Ünlü Mimar Google'a Doodle Oldu



Eugène Viollet-le-Duc 27 Ocak 1814 tarihinde Paris'te doğmuş, tarihe adını yazdıran en önemli mimarlardan biridir.

Eugène Viollet-le-Duc mimar, mimari restorasyon uzmanı, araştırmacı, kuramcı, eğitimci ve yazar kişiliği ile 19. yüzyılın en etkin mimarlarından biri olmuştur. Mimar kimliğinin yanı sıra yazdığı çok sayıda kitap ile mimarlığın, Ecole des Beaux-Arts’ın önderliğinde benimsenen neo-Klasik üslubu  yineleyen biçimlenişine karşı, Fransa için ulusal özellikler taşıması nedeniyle ortaçağ mimarlığının mantığıyla biçimlenmesi gerektiğini savunmuştur.

Yaşadığı dönemde bulunduğu çalışmalar sayesinde, Fransa'nın Ortaçağ yapılarını inceleyip restore ederek günümüze kadar ayakta kalmalarını sağlamıştır. Viollet-le-Duc, Gotik mimarlığın strüktürel mantığının ve biçimsel geometrisinin akılcı prensiplerini belirlemeye çalışmıştır.  Çağdaşlarının aksine, Gotik mimarlığı tekrar eden mimari biçimler üretmeyi değil, bu mimari mirasın dehasıyla her çağın ihtiyaç ve teknolojisine göre dönüşebilen; ulusal, akılcı ve modern yapılar yapmayı amaçlamıştır.

Eugène Emmanuel Viollet-le-Duc'ün Osmanlı'ya etkisi oldu mu?

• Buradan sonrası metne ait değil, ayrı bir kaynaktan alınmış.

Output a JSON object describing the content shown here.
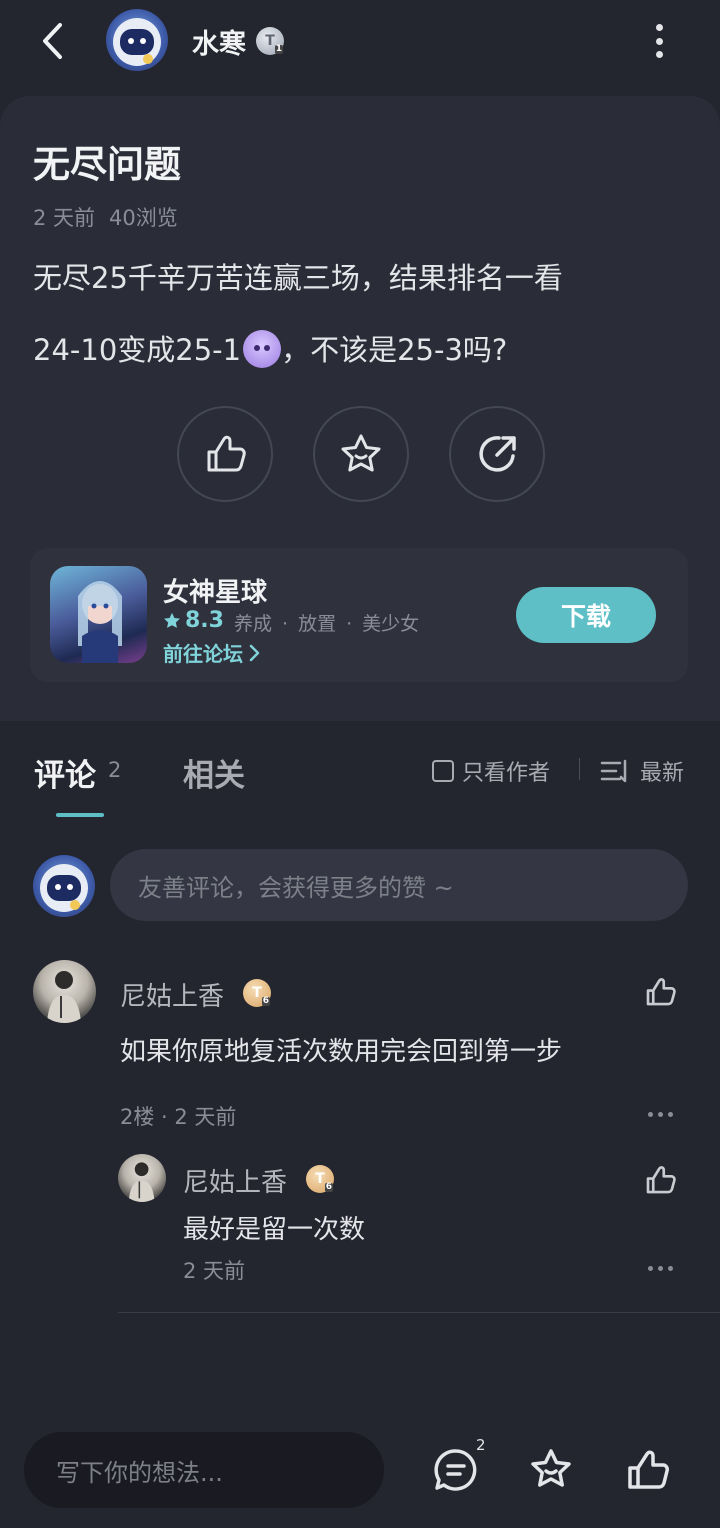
{
  "header": {
    "username": "水寒",
    "badge_letter": "T",
    "badge_level": "1"
  },
  "post": {
    "title": "无尽问题",
    "time": "2 天前",
    "views": "40浏览",
    "line1": "无尽25千辛万苦连赢三场，结果排名一看",
    "line2_a": "24-10变成25-1",
    "line2_b": "，不该是25-3吗?"
  },
  "game": {
    "name": "女神星球",
    "rating": "8.3",
    "tags": [
      "养成",
      "放置",
      "美少女"
    ],
    "forum_label": "前往论坛",
    "download_label": "下载"
  },
  "tabs": {
    "comment_label": "评论",
    "comment_count": "2",
    "related_label": "相关",
    "only_author_label": "只看作者",
    "sort_label": "最新"
  },
  "composer": {
    "placeholder": "友善评论，会获得更多的赞 ~"
  },
  "comments": [
    {
      "author": "尼姑上香",
      "badge_letter": "T",
      "badge_level": "6",
      "text": "如果你原地复活次数用完会回到第一步",
      "meta": "2楼 · 2 天前",
      "reply": {
        "author": "尼姑上香",
        "badge_letter": "T",
        "badge_level": "6",
        "text": "最好是留一次数",
        "meta": "2 天前"
      }
    }
  ],
  "bottom_bar": {
    "placeholder": "写下你的想法...",
    "comment_count": "2"
  },
  "colors": {
    "accent": "#5ebfc6",
    "background": "#23252f",
    "card": "#2a2c37"
  }
}
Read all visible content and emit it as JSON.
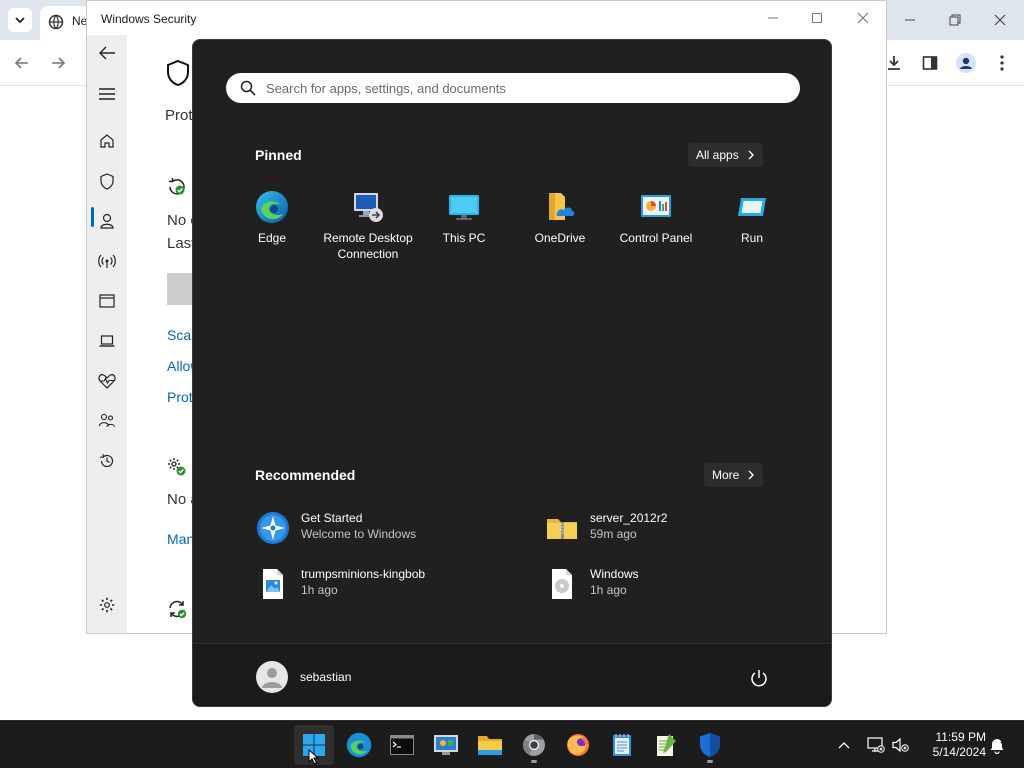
{
  "browser": {
    "tab_title": "Ne",
    "colors": {
      "tabstrip": "#dfe5ed"
    }
  },
  "winsec": {
    "title": "Windows Security",
    "page_heading_partial": "Prot",
    "no_threats_partial": "No c",
    "last_scan_partial": "Last",
    "link_scan": "Scan",
    "link_allowed": "Allow",
    "link_protection": "Prot",
    "no_actions_partial": "No a",
    "link_manage": "Man",
    "accent": "#0067c0"
  },
  "start_menu": {
    "search_placeholder": "Search for apps, settings, and documents",
    "pinned_heading": "Pinned",
    "all_apps_label": "All apps",
    "pinned": [
      {
        "label": "Edge",
        "icon": "edge-icon"
      },
      {
        "label": "Remote Desktop Connection",
        "icon": "remote-desktop-icon"
      },
      {
        "label": "This PC",
        "icon": "this-pc-icon"
      },
      {
        "label": "OneDrive",
        "icon": "onedrive-icon"
      },
      {
        "label": "Control Panel",
        "icon": "control-panel-icon"
      },
      {
        "label": "Run",
        "icon": "run-icon"
      }
    ],
    "recommended_heading": "Recommended",
    "more_label": "More",
    "recommended": [
      {
        "name": "Get Started",
        "detail": "Welcome to Windows",
        "icon": "get-started-icon"
      },
      {
        "name": "server_2012r2",
        "detail": "59m ago",
        "icon": "zip-folder-icon"
      },
      {
        "name": "trumpsminions-kingbob",
        "detail": "1h ago",
        "icon": "image-file-icon"
      },
      {
        "name": "Windows",
        "detail": "1h ago",
        "icon": "disc-image-icon"
      }
    ],
    "user_name": "sebastian",
    "colors": {
      "background": "#202020",
      "footer": "#1b1b1b"
    }
  },
  "taskbar": {
    "apps": [
      {
        "name": "start-button",
        "icon": "windows-logo-icon",
        "active": true
      },
      {
        "name": "edge",
        "icon": "edge-icon",
        "active": false
      },
      {
        "name": "terminal",
        "icon": "terminal-icon",
        "active": false
      },
      {
        "name": "remote-desktop",
        "icon": "remote-desktop-icon",
        "active": false
      },
      {
        "name": "file-explorer",
        "icon": "folder-icon",
        "active": false
      },
      {
        "name": "chrome",
        "icon": "chrome-icon",
        "active": false
      },
      {
        "name": "firefox",
        "icon": "firefox-icon",
        "active": false
      },
      {
        "name": "notepad",
        "icon": "notepad-icon",
        "active": false
      },
      {
        "name": "notepad-plus-plus",
        "icon": "notepad-plus-plus-icon",
        "active": false
      },
      {
        "name": "windows-security",
        "icon": "shield-icon",
        "active": false
      }
    ],
    "time": "11:59 PM",
    "date": "5/14/2024",
    "colors": {
      "background": "#1c1c1c"
    }
  }
}
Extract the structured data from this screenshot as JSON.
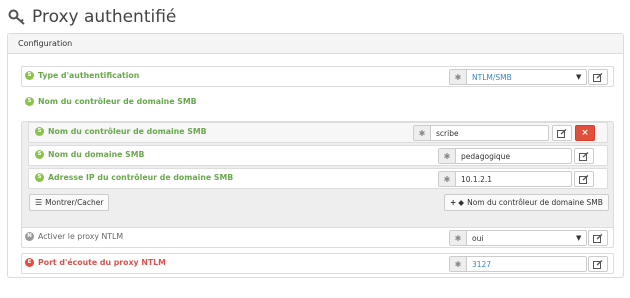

Osmanlı İmparatorluğu’na hiç gelmemiş olan Eugène Emmanuel Viollet-le-Duc'ün Osmanlı mimarlığını da onun düşüncelerini benimseyen ve uygulayan mimarlar ve mimarlık tarihçileri yoluyla etkilediği tespit edilmiştir. Osmanlı mimarlığı 18. yüzyıldan sonra modernleşme amacıyla Avrupa’nın benimsediği üslupları takip etmiş, neo-Klasik, neo-Rönesans, neo-Gotik, neo-Barok ve Oryantalist üslupların mimari elemanlarından seçmeci bir tutumla biçimlenmiştir. 1873 Dünya Fuarında Osmanlı mimarlığının tanıtılması amacıyla hazırlanan Usul-i Mimari-i Osmani kitabı Osmanlı mimarlığının kendi kimliğine dönüşünün başlangıcıdır. Viollet-le-Duc’ün öğretilerini uygulayan öğrencisi Leon Parvillée Osmanlı mimarlığının kurallarını, Celal Esat Arseven de Osmanlı mimarlığının diğer İslam ülkelerinin mimarlığından ayrılan özelliklerini belirlemişlerdir. Mimari eğitim ve uygulama alanında ‘Osmanlı’ kimliğinin ulusal bir mimarlık olarak benimsenmesinde Viollet-le-Duc’ün düşüncelerini benimsemiş olan Alexandre Vallaury ve Kemalettin Bey etkin olmuşlardır.